I’ve never really drawn from pictures before, I’ve always pulled everything right out of my head. In some ways that’s great, I can reasonably generate most things that are asked for.  But I think it tends to give my art a look that’s slightly off of the norm.

That’s not necessarily a bad thing, it is what it is.  But I think sketching from real life or from photos will eventually help me learn how things work together, how they intertwine with one another, far better than what I can do on my own.

That said, it’s very frustrating when I look at the final effect.  When I build something from scratch, the rules in my head connect everything, and it looks ok.  Looking at a picture though, I’m having problems sticking with proportion, angles and how things really do work together.

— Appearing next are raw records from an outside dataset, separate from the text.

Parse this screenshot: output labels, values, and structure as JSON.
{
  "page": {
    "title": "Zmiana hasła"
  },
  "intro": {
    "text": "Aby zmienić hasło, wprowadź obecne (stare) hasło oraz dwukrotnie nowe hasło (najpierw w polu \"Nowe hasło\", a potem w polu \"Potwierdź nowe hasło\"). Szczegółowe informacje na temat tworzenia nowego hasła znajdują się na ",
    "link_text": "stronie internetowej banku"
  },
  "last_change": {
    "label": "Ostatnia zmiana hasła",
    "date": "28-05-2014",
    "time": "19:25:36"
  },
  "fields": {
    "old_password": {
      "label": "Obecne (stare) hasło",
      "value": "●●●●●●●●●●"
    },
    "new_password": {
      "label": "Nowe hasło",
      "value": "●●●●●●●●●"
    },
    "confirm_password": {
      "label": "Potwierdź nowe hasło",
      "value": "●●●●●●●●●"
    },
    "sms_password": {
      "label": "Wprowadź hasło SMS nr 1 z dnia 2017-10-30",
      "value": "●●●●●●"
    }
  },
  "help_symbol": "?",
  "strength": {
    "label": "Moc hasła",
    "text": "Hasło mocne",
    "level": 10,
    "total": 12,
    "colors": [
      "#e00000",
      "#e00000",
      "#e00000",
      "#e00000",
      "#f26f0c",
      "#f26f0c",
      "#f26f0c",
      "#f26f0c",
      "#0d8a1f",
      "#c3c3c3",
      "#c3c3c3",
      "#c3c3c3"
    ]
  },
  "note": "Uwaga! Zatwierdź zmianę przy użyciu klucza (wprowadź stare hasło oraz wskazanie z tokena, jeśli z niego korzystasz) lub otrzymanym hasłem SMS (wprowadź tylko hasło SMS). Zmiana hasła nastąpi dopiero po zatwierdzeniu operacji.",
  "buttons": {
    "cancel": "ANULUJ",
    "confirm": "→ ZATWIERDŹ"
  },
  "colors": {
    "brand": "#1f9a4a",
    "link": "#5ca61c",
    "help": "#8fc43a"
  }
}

I think that’s because I’m more interested in the parts that I’m sketching from a picture, and less the overall piece.  That’s the reverse of how I do art from scratch, when I’m so concerned constantly with how things are together.

It’s a learning process, one that you can see on my Flickr sketching project.  Many of them aren’t so good (a few of them are pretty decent though), but I’m trying to accept that it’s part of the process and continue forth.

Instead of wallowing in the idea that the last sketch is so-so at best, I did something about it.  I worked with it in Photoshop a bunch, and below is the result.  It actually came out far better than the original sketch, and it’s a reminder to me that I just need to work things out, and maybe I’ll get somewhere yet.

I call this piece, “Then rang the bells both loud and deep. God is not dead nor doth he sleep.